Os Emirados Árabes Unidos tem construido rotas alternativas para as exportações de energia e seu comércio, a fim de garantir que não fiquem "reféns" da guerra em curso entre os Estados Unidos e o Irã, afirmou nesta segunda-feira (7) Anwar Gargash, conselheiro presidencial dos Emirados.
O conflito teve um impacto significativo sobre os Estados árabes do Golfo, incluindo os Emirados Árabes Unidos, depois que Teerã disparou mísseis contra o país e atacou seus navios-tanque no Estreito de Ormuz.
"Nossas exportações de energia não ficarão reféns, assim como nosso comércio e nossa atividade econômica", disse Gargash no Fórum Hili, em Abu Dhabi.
Os Emirados vêm ampliando a capacidade portuária em sua costa leste e desenvolvendo oleodutos, ferrovias e rotas comerciais para corredores alternativos, acrescentou ele.
Embora tenha reconhecido que as relações com o Irã poderiam, eventualmente, ser restabelecidas, Gargash alertou que a reconstrução da confiança após os ataques pode levar décadas.

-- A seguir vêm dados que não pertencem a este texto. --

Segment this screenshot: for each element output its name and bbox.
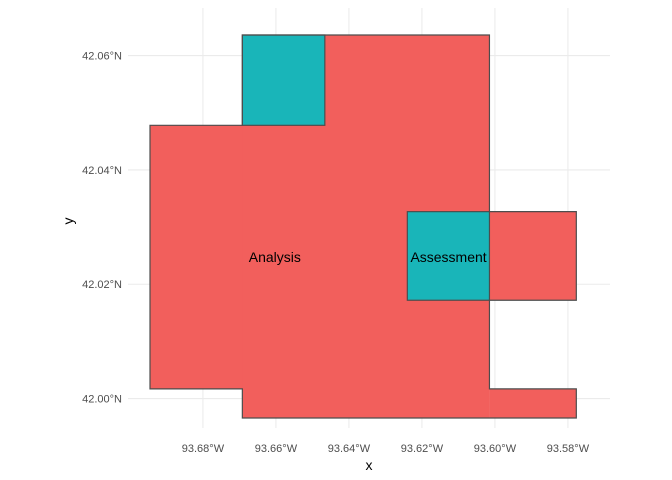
assessment-border xyxy=(406,211,491,301)
y-tick-label: 42.06°N xyxy=(82,51,122,63)
map-outline xyxy=(149,34,577,419)
x-tick-label: 93.66°W xyxy=(255,443,298,455)
region-cell-analysis xyxy=(489,211,577,301)
x-tick-label: 93.58°W xyxy=(547,443,590,455)
region-label-analysis: Analysis xyxy=(249,249,301,265)
x-tick-label: 93.68°W xyxy=(182,443,225,455)
x-tick-label: 93.62°W xyxy=(401,443,444,455)
area-outline xyxy=(149,34,577,419)
x-axis-ticks: 93.68°W 93.66°W 93.64°W 93.62°W 93.60°W 93.58… xyxy=(182,443,590,455)
x-axis-title: x xyxy=(366,457,373,473)
region-label-assessment: Assessment xyxy=(410,249,486,265)
y-axis-ticks: 42.00°N 42.02°N 42.04°N 42.06°N xyxy=(82,51,122,406)
region-cell-assessment xyxy=(242,35,325,126)
assessment-border xyxy=(241,34,326,126)
y-tick-label: 42.00°N xyxy=(82,394,122,406)
region-labels: Analysis Assessment xyxy=(249,249,487,265)
region-cell-assessment xyxy=(407,211,490,301)
map-regions xyxy=(150,35,577,418)
region-cell-analysis xyxy=(489,388,577,418)
y-tick-label: 42.04°N xyxy=(82,165,122,177)
x-tick-label: 93.60°W xyxy=(474,443,517,455)
y-axis-title: y xyxy=(60,218,76,225)
y-tick-label: 42.02°N xyxy=(82,279,122,291)
x-tick-label: 93.64°W xyxy=(328,443,371,455)
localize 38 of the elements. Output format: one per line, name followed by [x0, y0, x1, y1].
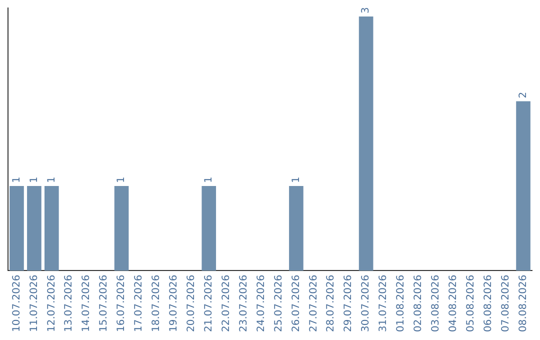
x-tick-label: 06.08.2026	[482, 274, 494, 332]
x-tick-label: 26.07.2026	[290, 274, 302, 332]
x-tick-label: 04.08.2026	[448, 274, 459, 332]
data-label: 1	[290, 176, 302, 183]
x-tick-label: 27.07.2026	[308, 274, 320, 332]
x-tick-label: 10.07.2026	[11, 274, 22, 332]
x-tick-label: 29.07.2026	[343, 274, 354, 332]
x-tick-label: 13.07.2026	[64, 274, 75, 332]
x-tick-label: 18.07.2026	[151, 274, 162, 332]
x-tick-label: 14.07.2026	[81, 274, 92, 332]
data-label: 3	[360, 7, 372, 14]
x-tick-label: 23.07.2026	[238, 274, 250, 332]
x-tick-label: 11.07.2026	[28, 274, 40, 332]
data-label: 1	[46, 176, 58, 183]
x-tick-label: 21.07.2026	[203, 274, 214, 332]
x-tick-label: 07.08.2026	[500, 274, 512, 332]
data-label: 1	[203, 176, 214, 183]
x-tick-label: 17.07.2026	[134, 274, 145, 332]
x-tick-label: 28.07.2026	[326, 274, 337, 332]
x-tick-label: 16.07.2026	[116, 274, 128, 332]
x-tick-label: 03.08.2026	[430, 274, 442, 332]
x-tick-label: 02.08.2026	[413, 274, 424, 332]
x-tick-label: 31.07.2026	[378, 274, 390, 332]
x-tick-label: 19.07.2026	[168, 274, 180, 332]
x-tick-label: 30.07.2026	[360, 274, 372, 332]
x-tick-label: 15.07.2026	[98, 274, 110, 332]
x-tick-label: 12.07.2026	[46, 274, 58, 332]
x-tick-label: 08.08.2026	[518, 274, 529, 332]
x-tick-label: 01.08.2026	[396, 274, 407, 332]
x-tick-label: 22.07.2026	[220, 274, 232, 332]
x-tick-label: 24.07.2026	[256, 274, 267, 332]
data-label: 1	[11, 176, 22, 183]
x-tick-label: 20.07.2026	[186, 274, 197, 332]
data-label: 2	[518, 92, 529, 98]
x-tick-label: 25.07.2026	[273, 274, 284, 332]
data-label: 1	[116, 176, 128, 183]
x-tick-label: 05.08.2026	[465, 274, 476, 332]
data-label: 1	[28, 176, 40, 183]
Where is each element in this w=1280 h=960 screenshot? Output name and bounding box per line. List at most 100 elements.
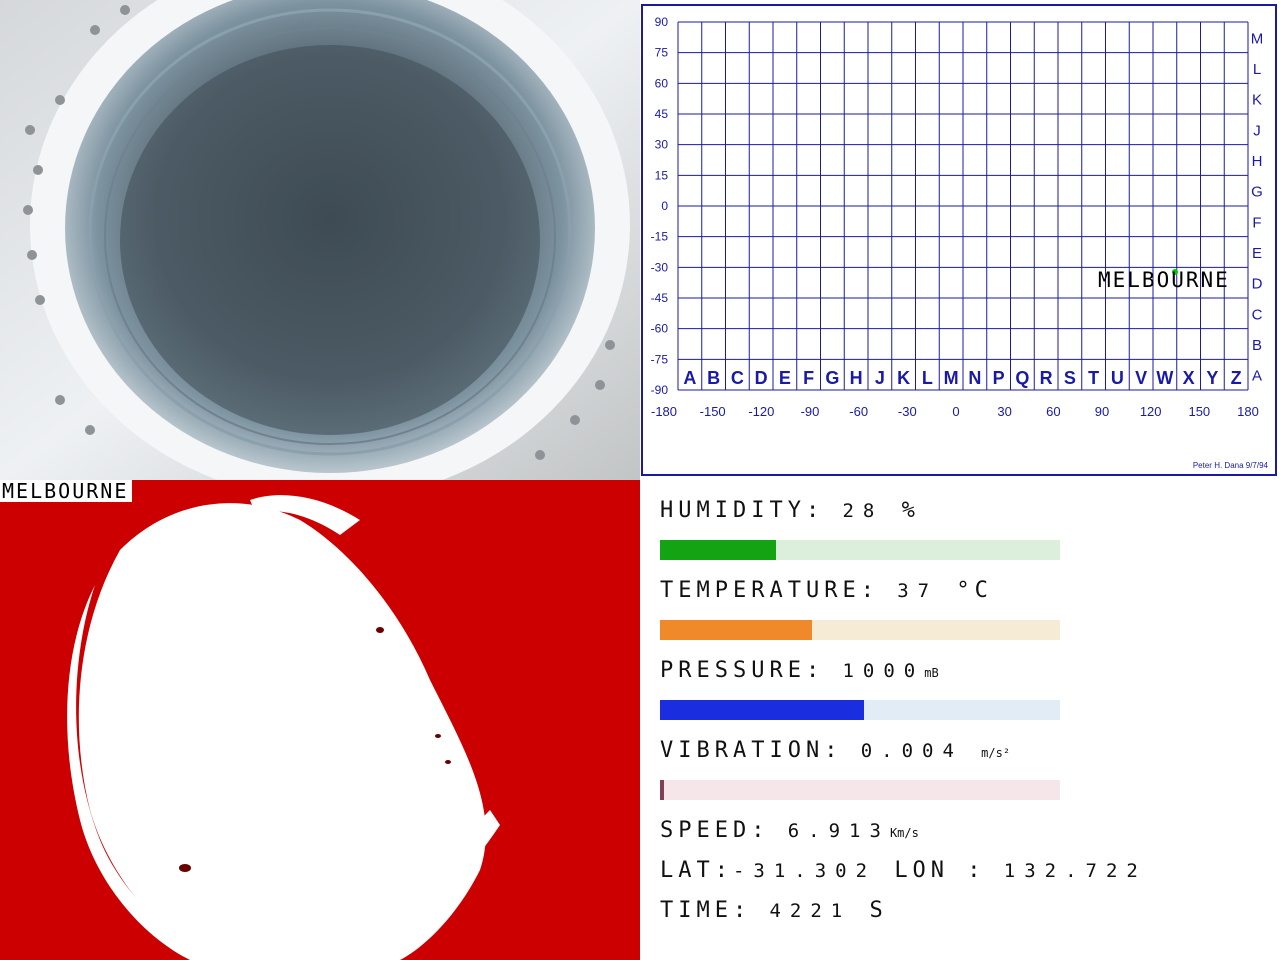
row-letter: L [1253,61,1261,78]
row-letter: H [1252,153,1263,170]
column-letter: D [755,368,768,388]
camera-feed-image [0,0,640,480]
column-letter: Z [1231,368,1242,388]
pressure-readout: PRESSURE: 1000mB [660,658,939,683]
lat-label: LAT: [660,858,733,883]
humidity-readout: HUMIDITY: 28 % [660,498,920,523]
x-tick-label: -150 [700,404,726,419]
column-letter: W [1156,368,1173,388]
temperature-unit: °C [956,578,993,603]
location-marker [1172,269,1178,275]
humidity-bar [660,540,1060,560]
vibration-readout: VIBRATION: 0.004 m/s² [660,738,1010,763]
time-value: 4221 [769,900,852,922]
column-letter: U [1111,368,1124,388]
y-tick-label: -30 [651,260,669,274]
y-tick-label: 30 [655,138,669,152]
pressure-unit: mB [924,666,939,680]
speed-unit: Km/s [889,826,919,840]
temperature-readout: TEMPERATURE: 37 °C [660,578,993,603]
humidity-label: HUMIDITY: [660,498,825,523]
speed-value: 6.913 [787,820,890,842]
mask-blob [78,503,486,960]
column-letter: T [1088,368,1099,388]
column-letter: V [1135,368,1147,388]
row-letter: J [1253,122,1261,139]
temperature-label: TEMPERATURE: [660,578,879,603]
lon-label: LON : [894,858,986,883]
time-readout: TIME: 4221 S [660,898,888,923]
x-tick-label: -60 [849,404,868,419]
x-tick-label: 90 [1095,404,1109,419]
y-tick-label: 60 [655,76,669,90]
pressure-label: PRESSURE: [660,658,825,683]
column-letter: M [944,368,959,388]
column-letter: E [779,368,791,388]
humidity-value: 28 [842,500,884,522]
pressure-bar-fill [660,700,864,720]
humidity-bar-fill [660,540,776,560]
pressure-bar [660,700,1060,720]
x-tick-label: -30 [898,404,917,419]
row-letter: D [1252,276,1263,293]
column-letter: P [993,368,1005,388]
y-tick-label: -15 [651,230,669,244]
column-letter: L [922,368,933,388]
y-tick-label: 15 [655,168,669,182]
lon-value: 132.722 [1003,860,1147,882]
temperature-bar [660,620,1060,640]
telemetry-panel: HUMIDITY: 28 % TEMPERATURE: 37 °C PRESSU… [640,480,1280,960]
column-letter: K [897,368,910,388]
threshold-mask-image [0,480,640,960]
vibration-value: 0.004 [860,740,963,762]
x-tick-label: 120 [1140,404,1162,419]
column-letter: Y [1206,368,1218,388]
y-tick-label: 90 [655,15,669,29]
y-axis-ticks: 90 75 60 45 30 15 0 -15 -30 -45 -60 -75 -90 [651,15,669,397]
column-letter: X [1183,368,1195,388]
y-tick-label: -60 [651,322,669,336]
column-letter: C [731,368,744,388]
speed-readout: SPEED: 6.913Km/s [660,818,919,843]
humidity-unit: % [901,498,920,523]
map-grid [677,21,1249,391]
row-letter: B [1252,337,1262,354]
column-letter: S [1064,368,1076,388]
column-letter: R [1040,368,1053,388]
row-letter: A [1252,368,1262,385]
mask-location-label: MELBOURNE [0,480,133,502]
x-tick-label: 180 [1237,404,1259,419]
row-letter: M [1251,30,1264,47]
pressure-value: 1000 [842,660,925,682]
y-tick-label: -90 [651,383,669,397]
column-letter: H [850,368,863,388]
position-readout: LAT:-31.302 LON : 132.722 [660,858,1147,883]
map-credit: Peter H. Dana 9/7/94 [1193,461,1269,470]
row-letter: G [1251,184,1263,201]
y-tick-label: 75 [655,46,669,60]
time-label: TIME: [660,898,752,923]
column-letter: B [707,368,720,388]
time-unit: S [869,898,888,923]
column-letter: G [825,368,839,388]
y-tick-label: -45 [651,291,669,305]
vibration-unit: m/s² [981,746,1011,760]
temperature-bar-fill [660,620,812,640]
threshold-mask-panel: MELBOURNE [0,480,640,960]
speed-label: SPEED: [660,818,770,843]
row-letter: F [1252,214,1261,231]
x-tick-label: -180 [651,404,677,419]
column-letter: F [803,368,814,388]
location-label: MELBOURNE [1098,268,1230,292]
x-tick-label: 60 [1046,404,1060,419]
vibration-bar [660,780,1060,800]
vibration-bar-fill [660,780,664,800]
column-letter: J [875,368,885,388]
column-letter: Q [1015,368,1029,388]
row-letter: C [1252,306,1263,323]
y-tick-label: 0 [661,199,668,213]
x-tick-label: 0 [952,404,959,419]
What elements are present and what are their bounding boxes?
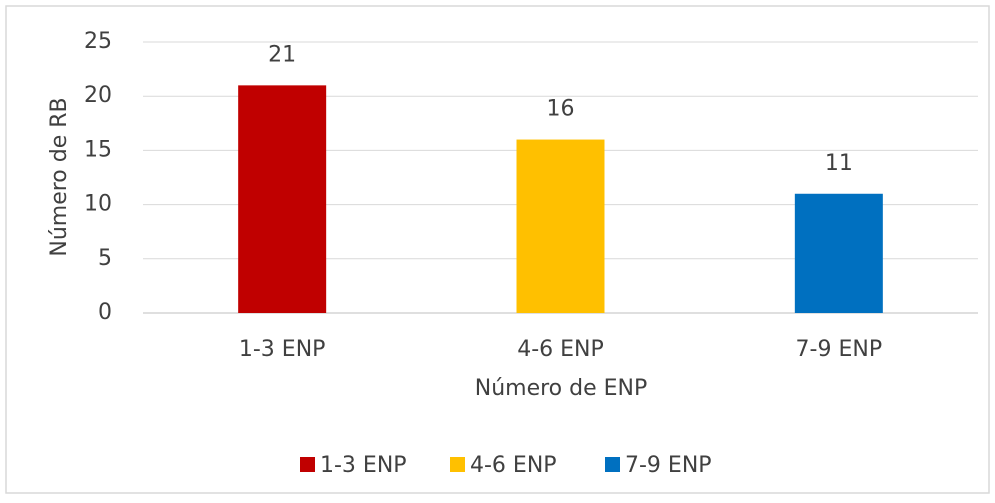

Ele também criticou os Estados árabes do Golfo por não terem organizado uma resposta coordenada ao Irã, afirmando que eles não conseguiram transformar preocupações comuns em uma estratégia unificada.
Aliança com os EUA não é suficiente
O porta-voz do Ministério das Relações Exteriores do Catar ecoou preocupações semelhantes em um fórum de formuladores de políticas, afirmando que os países árabes do Golfo não devem depender exclusivamente de sua parceria estratégica com os Estados Unidos para garantir a segurança.
"Precisamos compreender, no Golfo, que a presença de forças internacionais na região e uma aliança estratégica com os EUA são muito importantes, mas não são suficientes", disse Majed al-Ansari.
"A autossuficiência em termos de segurança é o único caminho a seguir. Sim, precisamos de nossos parceiros. Sim, precisamos de nossos aliados, mas não podemos depender apenas deles para a nossa segurança", afirmou ele.
Gargash argumentou que, embora a parceria com os EUA seja essencial, o conflito de seis meses evidenciou a importância das capacidades nacionais.
"Nossa segurança é nossa prioridade máxima. Quando dependemos inteiramente de outros, nem sempre podemos presumir que ela será a prioridade deles", acrescentou ele.
Durante décadas, os líderes das nações árabes do Golfo Pérsico encararam sua relação com os EUA como uma parceria estratégica. Ainda não está claro como evoluirá a relação dos Estados do Golfo com o governo Trump após a guerra.
Hormuz continua sendo um ponto de impasse
O Irã concretizou sua ameaça de fechar o Estreito de Ormuz, outrora uma via de escoamento para um quinto do suprimento global de energia. A interrupção fez os preços da energia dispararem e desencadeou uma crise econômica mundial.
A situação da via navegável continua sendo um obstáculo central nas negociações entre Washington e Teerã — mediadas pelo Catar e pelo Paquistão —, com o Irã alegando que o estreito pertence ao Irã e a Omã, posição amplamente rejeitada pelos Estados do Golfo.
"A liberdade de navegação não é uma concessão a ser feita, nem um princípio a ser renegociado sob pressão", afirmou Gargash, acrescentando que qualquer solução de longo prazo deve incluir garantias confiáveis contra novos ataques iranianos aos Estados árabes do Golfo.
O conflito, desencadeado por ataques dos EUA e de Israel contra o Irã em 28 de fevereiro, permanece em um impasse. Um cessar-fogo preliminar alcançado em junho fracassou, e houve pouco progresso nos esforços para retomar o processo de paz.